Oil trades below $50 amid mixed signals

(iStock)
(iStock)

Hong Kong - Oil traded below $50 a barrel in New York amid conflicting signs on whether U.S. crude stockpiles are retreating.

Futures were little changed, having fallen to a three-week low on April 24. The industry-funded American Petroleum Institute was said to report US crude supplies increased by 897 000 barrels last week. Meanwhile, a Bloomberg survey  forecasts stockpiles probably fell by 1.75 million barrels before an Energy Information Administration report Wednesday.

Oil’s rally faltered last week amid concern rising US output will offset efforts by the Organisation of Petroleum Exporting Countries and its allies to trim a global glut. While OPEC members mull an extension of the six-month deal past June, American drillers targeting crude continue to add rigs to shale fields.

The “latest API report on US petroleum stocks was filled with bearish surprises galore,” said  Stephen Brennock, an analyst at PVM Oil Associates in London. The market faces a “setback to the global oil rebalancing process” if EIA data also shows an increase.

West Texas Intermediate for June delivery was at $49.49 a barrel on the New York Mercantile Exchange, down 7 cents, at 10:30 in London, paring an earlier drop of as much as 37c. Total volume traded was about 34% below the 100-day average. Prices climbed 33c to $49.56 on Tuesday after losing 7.4% the previous six days.

US stockpiles

Brent for June settlement was 8c lower at $52.02 a barrel on the London-based ICE Futures Europe exchange after slipping as much as 0.8% earlier. Prices gained 50c to $52.10 on Tuesday. The global benchmark crude traded at a premium of $2.54 to WTI.

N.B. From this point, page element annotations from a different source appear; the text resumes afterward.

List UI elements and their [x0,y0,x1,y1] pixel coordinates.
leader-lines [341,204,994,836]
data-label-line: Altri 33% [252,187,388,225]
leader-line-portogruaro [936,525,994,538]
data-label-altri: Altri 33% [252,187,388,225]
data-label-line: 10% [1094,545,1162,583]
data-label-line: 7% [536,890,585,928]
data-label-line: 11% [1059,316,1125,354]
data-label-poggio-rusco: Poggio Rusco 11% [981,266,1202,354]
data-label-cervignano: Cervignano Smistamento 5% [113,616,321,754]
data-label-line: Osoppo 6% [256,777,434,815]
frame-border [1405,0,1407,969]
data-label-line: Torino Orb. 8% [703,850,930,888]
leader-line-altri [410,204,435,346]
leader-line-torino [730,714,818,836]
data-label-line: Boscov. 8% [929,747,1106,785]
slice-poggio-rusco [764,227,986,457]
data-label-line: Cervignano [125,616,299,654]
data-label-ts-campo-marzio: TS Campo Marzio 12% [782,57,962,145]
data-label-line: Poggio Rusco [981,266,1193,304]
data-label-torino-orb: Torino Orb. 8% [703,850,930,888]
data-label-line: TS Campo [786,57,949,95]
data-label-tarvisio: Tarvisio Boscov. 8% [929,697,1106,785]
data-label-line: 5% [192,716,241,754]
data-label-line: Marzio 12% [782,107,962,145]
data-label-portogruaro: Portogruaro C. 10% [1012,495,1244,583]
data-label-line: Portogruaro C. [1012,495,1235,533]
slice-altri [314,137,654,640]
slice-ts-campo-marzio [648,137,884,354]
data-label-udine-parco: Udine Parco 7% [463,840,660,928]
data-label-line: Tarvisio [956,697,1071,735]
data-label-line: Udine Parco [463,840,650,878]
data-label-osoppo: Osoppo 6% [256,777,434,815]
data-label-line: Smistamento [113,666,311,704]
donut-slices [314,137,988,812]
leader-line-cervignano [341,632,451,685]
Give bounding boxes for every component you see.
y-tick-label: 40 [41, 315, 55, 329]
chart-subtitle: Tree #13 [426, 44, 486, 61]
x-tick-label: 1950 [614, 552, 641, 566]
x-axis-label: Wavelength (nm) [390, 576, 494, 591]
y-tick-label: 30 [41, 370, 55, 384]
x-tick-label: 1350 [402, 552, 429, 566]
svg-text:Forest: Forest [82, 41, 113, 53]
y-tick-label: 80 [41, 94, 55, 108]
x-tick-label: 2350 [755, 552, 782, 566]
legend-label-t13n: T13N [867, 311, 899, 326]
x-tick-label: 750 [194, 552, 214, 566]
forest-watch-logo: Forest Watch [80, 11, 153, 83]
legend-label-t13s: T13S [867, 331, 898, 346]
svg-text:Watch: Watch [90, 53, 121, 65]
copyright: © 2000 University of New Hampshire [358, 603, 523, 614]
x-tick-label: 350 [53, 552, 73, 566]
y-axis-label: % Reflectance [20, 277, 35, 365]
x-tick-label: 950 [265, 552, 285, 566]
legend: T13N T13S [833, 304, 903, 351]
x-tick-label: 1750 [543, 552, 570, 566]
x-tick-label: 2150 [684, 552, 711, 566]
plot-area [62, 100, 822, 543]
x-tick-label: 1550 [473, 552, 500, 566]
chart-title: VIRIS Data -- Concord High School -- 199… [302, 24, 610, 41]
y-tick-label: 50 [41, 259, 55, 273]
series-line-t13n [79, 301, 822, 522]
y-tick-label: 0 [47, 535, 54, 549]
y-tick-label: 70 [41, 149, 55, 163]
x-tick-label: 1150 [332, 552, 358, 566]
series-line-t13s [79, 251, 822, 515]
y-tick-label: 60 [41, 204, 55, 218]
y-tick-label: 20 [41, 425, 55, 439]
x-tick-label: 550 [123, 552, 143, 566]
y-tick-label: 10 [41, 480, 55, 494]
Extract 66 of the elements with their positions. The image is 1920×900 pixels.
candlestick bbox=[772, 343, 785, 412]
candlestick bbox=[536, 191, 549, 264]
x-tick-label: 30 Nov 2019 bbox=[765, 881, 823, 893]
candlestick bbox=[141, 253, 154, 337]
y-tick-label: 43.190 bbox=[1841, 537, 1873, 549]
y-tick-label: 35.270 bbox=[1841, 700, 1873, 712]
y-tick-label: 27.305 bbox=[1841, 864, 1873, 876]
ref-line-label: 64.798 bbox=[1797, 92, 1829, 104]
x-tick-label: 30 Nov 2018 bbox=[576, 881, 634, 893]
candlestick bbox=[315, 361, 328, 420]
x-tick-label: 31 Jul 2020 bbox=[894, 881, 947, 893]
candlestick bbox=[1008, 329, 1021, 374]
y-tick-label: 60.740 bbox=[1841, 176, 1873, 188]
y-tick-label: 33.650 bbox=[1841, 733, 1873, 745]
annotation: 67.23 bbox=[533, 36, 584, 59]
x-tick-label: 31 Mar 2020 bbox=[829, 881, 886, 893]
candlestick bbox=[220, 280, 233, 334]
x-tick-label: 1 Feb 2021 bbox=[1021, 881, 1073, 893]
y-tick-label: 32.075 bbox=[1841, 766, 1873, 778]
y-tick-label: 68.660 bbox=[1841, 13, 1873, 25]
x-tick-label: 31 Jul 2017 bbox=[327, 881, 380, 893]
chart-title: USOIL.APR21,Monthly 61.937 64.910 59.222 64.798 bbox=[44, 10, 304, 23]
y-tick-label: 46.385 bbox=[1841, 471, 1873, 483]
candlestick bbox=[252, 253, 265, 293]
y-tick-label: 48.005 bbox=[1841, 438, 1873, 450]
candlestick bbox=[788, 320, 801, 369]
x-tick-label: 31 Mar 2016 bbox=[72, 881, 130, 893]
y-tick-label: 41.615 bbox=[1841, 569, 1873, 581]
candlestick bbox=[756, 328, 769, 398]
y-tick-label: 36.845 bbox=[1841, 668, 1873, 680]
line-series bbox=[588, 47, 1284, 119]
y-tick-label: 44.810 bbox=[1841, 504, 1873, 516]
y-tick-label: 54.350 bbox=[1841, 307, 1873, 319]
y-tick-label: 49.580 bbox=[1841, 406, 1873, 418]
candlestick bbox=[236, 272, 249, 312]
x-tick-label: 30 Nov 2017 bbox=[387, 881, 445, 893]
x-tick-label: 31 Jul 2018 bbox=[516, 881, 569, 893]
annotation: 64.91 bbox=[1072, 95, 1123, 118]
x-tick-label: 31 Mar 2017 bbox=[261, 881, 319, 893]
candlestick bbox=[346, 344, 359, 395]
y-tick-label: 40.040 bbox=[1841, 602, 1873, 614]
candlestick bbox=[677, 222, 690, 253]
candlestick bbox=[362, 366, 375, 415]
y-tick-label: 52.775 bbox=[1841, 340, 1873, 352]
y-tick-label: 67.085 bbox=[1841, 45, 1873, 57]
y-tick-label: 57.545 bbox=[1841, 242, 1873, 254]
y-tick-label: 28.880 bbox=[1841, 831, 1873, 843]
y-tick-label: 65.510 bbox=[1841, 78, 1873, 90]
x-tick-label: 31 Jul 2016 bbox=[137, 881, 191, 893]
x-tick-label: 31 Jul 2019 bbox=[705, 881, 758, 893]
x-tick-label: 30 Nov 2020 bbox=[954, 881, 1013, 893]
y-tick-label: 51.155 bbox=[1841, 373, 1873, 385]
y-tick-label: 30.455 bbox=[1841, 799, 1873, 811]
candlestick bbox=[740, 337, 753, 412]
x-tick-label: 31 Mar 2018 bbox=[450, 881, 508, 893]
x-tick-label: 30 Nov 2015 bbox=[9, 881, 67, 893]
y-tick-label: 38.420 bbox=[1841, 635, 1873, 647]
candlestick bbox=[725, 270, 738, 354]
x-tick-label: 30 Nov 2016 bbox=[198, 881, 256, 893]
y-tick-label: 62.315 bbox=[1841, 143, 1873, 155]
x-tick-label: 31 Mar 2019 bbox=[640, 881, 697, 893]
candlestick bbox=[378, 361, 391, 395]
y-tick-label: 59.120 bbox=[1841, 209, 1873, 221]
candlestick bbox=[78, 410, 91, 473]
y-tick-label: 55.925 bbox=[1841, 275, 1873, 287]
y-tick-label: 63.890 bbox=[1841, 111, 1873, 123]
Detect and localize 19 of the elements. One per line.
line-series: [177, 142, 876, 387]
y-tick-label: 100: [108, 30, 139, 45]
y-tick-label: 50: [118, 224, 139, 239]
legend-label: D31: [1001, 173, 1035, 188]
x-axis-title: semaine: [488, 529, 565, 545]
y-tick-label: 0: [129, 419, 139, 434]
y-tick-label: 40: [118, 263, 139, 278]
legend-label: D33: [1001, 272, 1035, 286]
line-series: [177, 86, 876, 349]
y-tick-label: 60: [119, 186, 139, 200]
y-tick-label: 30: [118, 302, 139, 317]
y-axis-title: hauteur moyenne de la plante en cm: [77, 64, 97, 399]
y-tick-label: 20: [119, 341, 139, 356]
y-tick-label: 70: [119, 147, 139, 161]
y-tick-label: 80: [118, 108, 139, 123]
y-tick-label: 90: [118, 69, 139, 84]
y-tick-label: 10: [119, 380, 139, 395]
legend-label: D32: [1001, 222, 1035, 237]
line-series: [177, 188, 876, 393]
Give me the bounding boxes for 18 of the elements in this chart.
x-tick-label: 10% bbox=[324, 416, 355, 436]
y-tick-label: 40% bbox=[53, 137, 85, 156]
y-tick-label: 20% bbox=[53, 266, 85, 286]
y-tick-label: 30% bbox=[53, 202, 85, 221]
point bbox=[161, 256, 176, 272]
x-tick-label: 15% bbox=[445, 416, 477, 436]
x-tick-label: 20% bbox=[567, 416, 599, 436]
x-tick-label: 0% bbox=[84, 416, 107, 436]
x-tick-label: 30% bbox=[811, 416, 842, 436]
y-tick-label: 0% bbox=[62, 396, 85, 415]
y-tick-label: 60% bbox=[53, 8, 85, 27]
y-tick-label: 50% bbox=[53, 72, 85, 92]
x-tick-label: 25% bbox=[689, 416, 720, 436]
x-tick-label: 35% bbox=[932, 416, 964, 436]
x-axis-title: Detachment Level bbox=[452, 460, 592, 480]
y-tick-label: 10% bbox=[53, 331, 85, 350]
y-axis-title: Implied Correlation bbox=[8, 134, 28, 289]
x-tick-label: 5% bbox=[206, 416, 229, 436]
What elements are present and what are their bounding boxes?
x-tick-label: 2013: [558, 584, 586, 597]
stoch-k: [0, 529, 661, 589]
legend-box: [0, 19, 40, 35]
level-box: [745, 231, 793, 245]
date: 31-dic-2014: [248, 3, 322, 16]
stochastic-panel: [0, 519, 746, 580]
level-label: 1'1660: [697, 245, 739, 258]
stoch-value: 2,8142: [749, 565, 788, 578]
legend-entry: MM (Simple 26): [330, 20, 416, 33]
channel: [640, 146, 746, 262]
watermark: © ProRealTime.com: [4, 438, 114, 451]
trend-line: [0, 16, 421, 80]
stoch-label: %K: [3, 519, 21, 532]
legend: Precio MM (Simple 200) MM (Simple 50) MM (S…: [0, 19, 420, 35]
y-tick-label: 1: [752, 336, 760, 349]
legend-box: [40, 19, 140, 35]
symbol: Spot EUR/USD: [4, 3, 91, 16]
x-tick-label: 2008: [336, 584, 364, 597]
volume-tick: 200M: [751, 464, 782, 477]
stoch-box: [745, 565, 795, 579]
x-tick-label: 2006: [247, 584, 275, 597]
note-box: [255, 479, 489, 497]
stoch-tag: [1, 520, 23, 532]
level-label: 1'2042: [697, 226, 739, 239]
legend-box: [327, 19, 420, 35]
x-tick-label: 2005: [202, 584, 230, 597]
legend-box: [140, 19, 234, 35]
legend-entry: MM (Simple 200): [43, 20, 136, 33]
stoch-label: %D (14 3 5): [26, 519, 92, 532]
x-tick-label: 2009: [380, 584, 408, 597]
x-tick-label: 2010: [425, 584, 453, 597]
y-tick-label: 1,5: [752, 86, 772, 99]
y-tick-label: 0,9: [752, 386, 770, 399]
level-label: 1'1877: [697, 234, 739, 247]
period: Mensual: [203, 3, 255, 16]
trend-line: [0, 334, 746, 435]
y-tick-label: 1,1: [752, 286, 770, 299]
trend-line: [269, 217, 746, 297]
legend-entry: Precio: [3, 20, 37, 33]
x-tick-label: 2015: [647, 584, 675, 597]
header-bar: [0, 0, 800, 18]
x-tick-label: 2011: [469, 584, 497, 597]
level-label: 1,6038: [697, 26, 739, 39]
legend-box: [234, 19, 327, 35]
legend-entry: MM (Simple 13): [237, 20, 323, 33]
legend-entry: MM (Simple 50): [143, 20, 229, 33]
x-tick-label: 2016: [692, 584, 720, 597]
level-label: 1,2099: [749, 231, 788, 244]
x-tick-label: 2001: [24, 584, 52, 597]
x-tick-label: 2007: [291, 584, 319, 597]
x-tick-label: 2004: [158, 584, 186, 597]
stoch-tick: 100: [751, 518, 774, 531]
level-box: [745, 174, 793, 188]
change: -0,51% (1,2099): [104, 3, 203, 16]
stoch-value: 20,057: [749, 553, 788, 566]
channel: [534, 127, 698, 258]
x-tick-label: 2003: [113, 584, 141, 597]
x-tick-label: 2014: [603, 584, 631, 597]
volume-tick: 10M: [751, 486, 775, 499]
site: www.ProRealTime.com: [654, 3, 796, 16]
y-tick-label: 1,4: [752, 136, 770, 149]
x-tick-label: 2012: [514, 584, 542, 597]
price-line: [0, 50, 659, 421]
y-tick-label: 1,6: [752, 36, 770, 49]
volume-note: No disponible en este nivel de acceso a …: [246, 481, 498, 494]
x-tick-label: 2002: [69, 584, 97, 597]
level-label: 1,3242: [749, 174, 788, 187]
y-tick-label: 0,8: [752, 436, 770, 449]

US government data on Wednesday is forecast to show stockpiles slid for a third week. Inventories rose to 535.5 million barrels at the end of March, the highest level in weekly data compiled by the EIA since 1982.

Oil-market news:

Oil prices will advance to new highs over the coming months, hedge fund trader Pierre Andurand reiterated in a letter to investors obtained by Bloomberg News.

Petroleos Mexicanos has launched its own oil-hedging program to safeguard against a potential price drop and assure financial security for the world’s eleventh largest crude producer.

Big Oil’s struggle against crude’s collapse is starting to ease, giving some companies enough cash to pay shareholders without piling on more debt as first-quarter earnings approach.